Experts hypothesize that utilizing intravenous NAD+ therapy could improve mitochondrial dysfunction, thereby enhancing patients’ cellular ability to repair and protect the body. When patients are infected with the COVID-19 virus, oxidative stress on the mitochondria leads to mitochondrial dysfunction, which can induce DNA and tissue damage. These processes reduce NAD+ which results in disruption of cellular energy production and increased disease susceptibility. Less NAD+ means repair-associated enzymes are less likely to initiate antiviral pathways in response to damage caused by viruses.

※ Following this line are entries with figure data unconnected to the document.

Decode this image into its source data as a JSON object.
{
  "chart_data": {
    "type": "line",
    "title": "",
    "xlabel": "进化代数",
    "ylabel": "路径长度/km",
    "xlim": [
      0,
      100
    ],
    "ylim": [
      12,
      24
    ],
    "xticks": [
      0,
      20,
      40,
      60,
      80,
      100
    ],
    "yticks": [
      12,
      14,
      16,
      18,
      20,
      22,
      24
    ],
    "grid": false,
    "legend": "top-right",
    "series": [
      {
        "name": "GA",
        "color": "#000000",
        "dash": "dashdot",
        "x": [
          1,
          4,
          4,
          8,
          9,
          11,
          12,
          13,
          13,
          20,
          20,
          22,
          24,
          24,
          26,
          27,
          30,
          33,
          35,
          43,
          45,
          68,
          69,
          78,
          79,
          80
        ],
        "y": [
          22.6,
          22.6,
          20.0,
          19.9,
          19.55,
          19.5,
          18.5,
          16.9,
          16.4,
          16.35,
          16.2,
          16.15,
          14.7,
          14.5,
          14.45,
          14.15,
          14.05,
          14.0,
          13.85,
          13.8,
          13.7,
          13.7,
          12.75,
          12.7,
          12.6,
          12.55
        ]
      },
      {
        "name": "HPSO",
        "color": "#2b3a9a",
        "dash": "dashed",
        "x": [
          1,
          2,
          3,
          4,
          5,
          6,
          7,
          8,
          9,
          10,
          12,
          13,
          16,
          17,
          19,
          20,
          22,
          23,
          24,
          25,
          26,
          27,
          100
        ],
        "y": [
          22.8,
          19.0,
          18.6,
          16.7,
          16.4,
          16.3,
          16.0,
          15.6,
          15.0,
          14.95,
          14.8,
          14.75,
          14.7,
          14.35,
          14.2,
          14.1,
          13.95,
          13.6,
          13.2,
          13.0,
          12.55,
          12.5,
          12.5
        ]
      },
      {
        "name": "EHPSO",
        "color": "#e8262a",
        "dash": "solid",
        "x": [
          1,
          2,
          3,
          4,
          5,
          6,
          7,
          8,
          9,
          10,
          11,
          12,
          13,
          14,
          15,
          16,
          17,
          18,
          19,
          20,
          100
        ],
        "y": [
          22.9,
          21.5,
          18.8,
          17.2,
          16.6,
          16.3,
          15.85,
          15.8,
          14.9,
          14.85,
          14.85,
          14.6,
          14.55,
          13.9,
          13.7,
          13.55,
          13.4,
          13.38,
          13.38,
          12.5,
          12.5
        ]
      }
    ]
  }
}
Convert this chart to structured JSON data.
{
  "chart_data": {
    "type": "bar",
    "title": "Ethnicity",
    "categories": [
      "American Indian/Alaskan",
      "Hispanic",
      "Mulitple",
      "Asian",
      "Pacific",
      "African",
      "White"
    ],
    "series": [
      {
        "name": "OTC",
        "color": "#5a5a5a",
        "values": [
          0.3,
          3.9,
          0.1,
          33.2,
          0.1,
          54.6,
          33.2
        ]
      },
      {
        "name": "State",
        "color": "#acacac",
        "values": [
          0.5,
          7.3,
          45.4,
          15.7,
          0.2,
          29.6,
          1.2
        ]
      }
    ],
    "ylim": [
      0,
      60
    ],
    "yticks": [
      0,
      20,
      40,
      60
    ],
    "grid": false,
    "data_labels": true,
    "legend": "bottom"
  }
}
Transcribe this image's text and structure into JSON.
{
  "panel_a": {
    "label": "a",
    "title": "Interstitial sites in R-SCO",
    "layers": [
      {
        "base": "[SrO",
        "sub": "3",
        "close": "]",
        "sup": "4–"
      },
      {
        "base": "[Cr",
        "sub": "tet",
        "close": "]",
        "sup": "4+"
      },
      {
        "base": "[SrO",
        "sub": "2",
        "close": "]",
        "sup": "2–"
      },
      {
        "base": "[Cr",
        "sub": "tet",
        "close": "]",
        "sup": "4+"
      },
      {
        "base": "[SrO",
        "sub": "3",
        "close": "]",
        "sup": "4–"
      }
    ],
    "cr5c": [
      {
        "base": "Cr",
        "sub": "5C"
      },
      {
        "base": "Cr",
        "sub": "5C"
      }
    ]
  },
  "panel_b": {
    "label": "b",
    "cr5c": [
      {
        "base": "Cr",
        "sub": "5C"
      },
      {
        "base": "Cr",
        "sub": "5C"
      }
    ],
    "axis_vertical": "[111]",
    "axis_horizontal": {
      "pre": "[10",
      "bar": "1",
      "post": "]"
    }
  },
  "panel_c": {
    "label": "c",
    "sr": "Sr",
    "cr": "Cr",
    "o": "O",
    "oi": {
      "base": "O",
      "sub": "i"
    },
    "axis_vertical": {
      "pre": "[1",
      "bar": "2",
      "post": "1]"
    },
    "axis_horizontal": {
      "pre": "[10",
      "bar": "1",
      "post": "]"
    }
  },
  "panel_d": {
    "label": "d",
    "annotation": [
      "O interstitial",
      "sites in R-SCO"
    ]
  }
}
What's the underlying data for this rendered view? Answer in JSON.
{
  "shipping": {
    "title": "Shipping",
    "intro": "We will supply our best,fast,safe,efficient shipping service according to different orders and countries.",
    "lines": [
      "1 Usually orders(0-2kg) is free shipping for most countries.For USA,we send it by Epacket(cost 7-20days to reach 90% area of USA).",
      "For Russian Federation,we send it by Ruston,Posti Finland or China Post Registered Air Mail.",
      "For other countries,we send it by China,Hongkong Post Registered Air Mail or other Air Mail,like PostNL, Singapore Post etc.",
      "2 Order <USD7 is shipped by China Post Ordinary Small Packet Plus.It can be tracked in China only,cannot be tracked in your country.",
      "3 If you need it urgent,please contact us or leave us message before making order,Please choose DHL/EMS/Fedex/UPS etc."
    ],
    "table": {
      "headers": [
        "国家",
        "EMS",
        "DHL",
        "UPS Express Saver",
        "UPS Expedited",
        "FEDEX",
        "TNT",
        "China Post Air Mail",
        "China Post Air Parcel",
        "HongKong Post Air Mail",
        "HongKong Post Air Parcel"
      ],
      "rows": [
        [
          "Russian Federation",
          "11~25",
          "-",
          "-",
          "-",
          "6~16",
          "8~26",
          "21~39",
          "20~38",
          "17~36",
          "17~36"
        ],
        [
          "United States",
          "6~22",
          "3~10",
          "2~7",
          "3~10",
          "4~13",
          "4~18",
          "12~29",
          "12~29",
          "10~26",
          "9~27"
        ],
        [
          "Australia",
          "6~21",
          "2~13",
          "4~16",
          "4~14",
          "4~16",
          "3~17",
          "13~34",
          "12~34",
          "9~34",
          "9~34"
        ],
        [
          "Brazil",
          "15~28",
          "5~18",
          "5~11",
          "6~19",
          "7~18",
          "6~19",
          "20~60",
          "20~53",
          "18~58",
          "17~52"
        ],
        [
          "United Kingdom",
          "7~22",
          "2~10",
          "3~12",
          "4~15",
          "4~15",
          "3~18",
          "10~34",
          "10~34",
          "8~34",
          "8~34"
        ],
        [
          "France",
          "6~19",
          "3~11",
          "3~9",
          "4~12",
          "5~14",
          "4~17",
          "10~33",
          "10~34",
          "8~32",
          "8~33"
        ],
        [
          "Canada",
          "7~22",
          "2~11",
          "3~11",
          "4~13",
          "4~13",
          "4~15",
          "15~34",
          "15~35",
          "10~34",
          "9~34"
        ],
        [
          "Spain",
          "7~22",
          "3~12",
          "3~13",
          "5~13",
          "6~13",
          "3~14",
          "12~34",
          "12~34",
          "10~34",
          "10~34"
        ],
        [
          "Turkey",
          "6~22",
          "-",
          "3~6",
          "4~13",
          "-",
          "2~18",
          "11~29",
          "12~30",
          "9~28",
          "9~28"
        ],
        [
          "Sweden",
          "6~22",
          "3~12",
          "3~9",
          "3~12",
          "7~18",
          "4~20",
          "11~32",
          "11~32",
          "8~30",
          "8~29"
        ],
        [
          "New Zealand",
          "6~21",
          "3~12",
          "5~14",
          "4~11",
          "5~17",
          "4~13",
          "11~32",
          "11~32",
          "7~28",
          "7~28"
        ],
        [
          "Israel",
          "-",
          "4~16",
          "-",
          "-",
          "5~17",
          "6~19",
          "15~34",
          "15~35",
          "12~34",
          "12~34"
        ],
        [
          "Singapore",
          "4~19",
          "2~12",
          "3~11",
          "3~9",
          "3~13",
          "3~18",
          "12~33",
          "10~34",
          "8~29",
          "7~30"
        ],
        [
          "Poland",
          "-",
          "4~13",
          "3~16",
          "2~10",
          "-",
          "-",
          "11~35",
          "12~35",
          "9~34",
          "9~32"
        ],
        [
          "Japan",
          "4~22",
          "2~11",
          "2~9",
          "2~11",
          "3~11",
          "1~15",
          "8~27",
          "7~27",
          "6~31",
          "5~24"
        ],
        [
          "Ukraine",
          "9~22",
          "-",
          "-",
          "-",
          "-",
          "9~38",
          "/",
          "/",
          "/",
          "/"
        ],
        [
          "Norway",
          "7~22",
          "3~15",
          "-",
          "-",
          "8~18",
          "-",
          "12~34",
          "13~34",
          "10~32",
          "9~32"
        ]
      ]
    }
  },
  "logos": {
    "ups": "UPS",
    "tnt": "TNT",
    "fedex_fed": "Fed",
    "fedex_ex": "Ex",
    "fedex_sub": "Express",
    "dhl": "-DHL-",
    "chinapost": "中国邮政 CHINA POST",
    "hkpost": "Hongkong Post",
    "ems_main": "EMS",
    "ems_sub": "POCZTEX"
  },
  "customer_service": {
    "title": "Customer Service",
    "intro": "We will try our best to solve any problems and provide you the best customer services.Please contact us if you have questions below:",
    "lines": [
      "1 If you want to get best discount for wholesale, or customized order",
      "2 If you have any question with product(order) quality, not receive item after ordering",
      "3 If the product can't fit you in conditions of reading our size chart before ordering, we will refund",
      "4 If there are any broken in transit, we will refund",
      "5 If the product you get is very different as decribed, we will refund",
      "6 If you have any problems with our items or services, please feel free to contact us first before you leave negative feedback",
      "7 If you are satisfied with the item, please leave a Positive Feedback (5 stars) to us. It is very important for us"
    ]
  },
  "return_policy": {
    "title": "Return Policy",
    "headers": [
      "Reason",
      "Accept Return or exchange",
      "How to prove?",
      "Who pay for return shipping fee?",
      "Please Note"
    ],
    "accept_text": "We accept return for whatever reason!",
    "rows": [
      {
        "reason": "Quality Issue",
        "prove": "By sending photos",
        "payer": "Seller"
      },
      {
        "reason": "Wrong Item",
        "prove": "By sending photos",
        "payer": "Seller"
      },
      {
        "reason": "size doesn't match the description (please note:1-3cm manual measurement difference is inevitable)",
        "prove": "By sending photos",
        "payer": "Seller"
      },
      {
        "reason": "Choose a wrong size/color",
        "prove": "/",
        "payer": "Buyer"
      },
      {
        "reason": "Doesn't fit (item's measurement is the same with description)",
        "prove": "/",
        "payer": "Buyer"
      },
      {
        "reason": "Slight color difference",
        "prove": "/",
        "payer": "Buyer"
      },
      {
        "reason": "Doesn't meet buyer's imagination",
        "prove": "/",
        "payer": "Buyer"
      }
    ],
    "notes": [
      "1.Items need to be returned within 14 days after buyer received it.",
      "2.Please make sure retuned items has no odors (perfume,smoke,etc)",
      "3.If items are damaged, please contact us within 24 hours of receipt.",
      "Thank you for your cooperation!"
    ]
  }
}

Just as the world continues to learn about COVID itself, scientists continue to learn about PACS/Long COVID in order to develop best practices for prevention and treatment. Intravenous NAD+ infusion therapy is the gold standard of treatment compared to other methods because it provides high concentrations of NAD+ directly into the bloodstream. Many enzymes and proteins, like those involved in antiviral responses, depend on NAD+ to carry out their essential functions. By getting NAD+ into the bloodstream, it can begin impacting cellular processes more rapidly.
So, what’s the main takeaway here? In a nutshell, NAD+ can improve COVID recovery by (1) restoring and enhancing metabolic and mitochondrial function, and (2) increasing antiviral defenses and suppressing inflammation. NAD+ treatments have been shown to improve the body’s response to certain diseases, so it is not surprising that NAD+ might also work to improve COVID recovery, especially Long-COVID.
Scientists and immunologists continue to find evidence of the natural, functional power of NAD+. Although we might still cringe at the mention of “the virus,” perhaps we can be hopeful at the prospect of new treatments and healthcare successes through NAD+.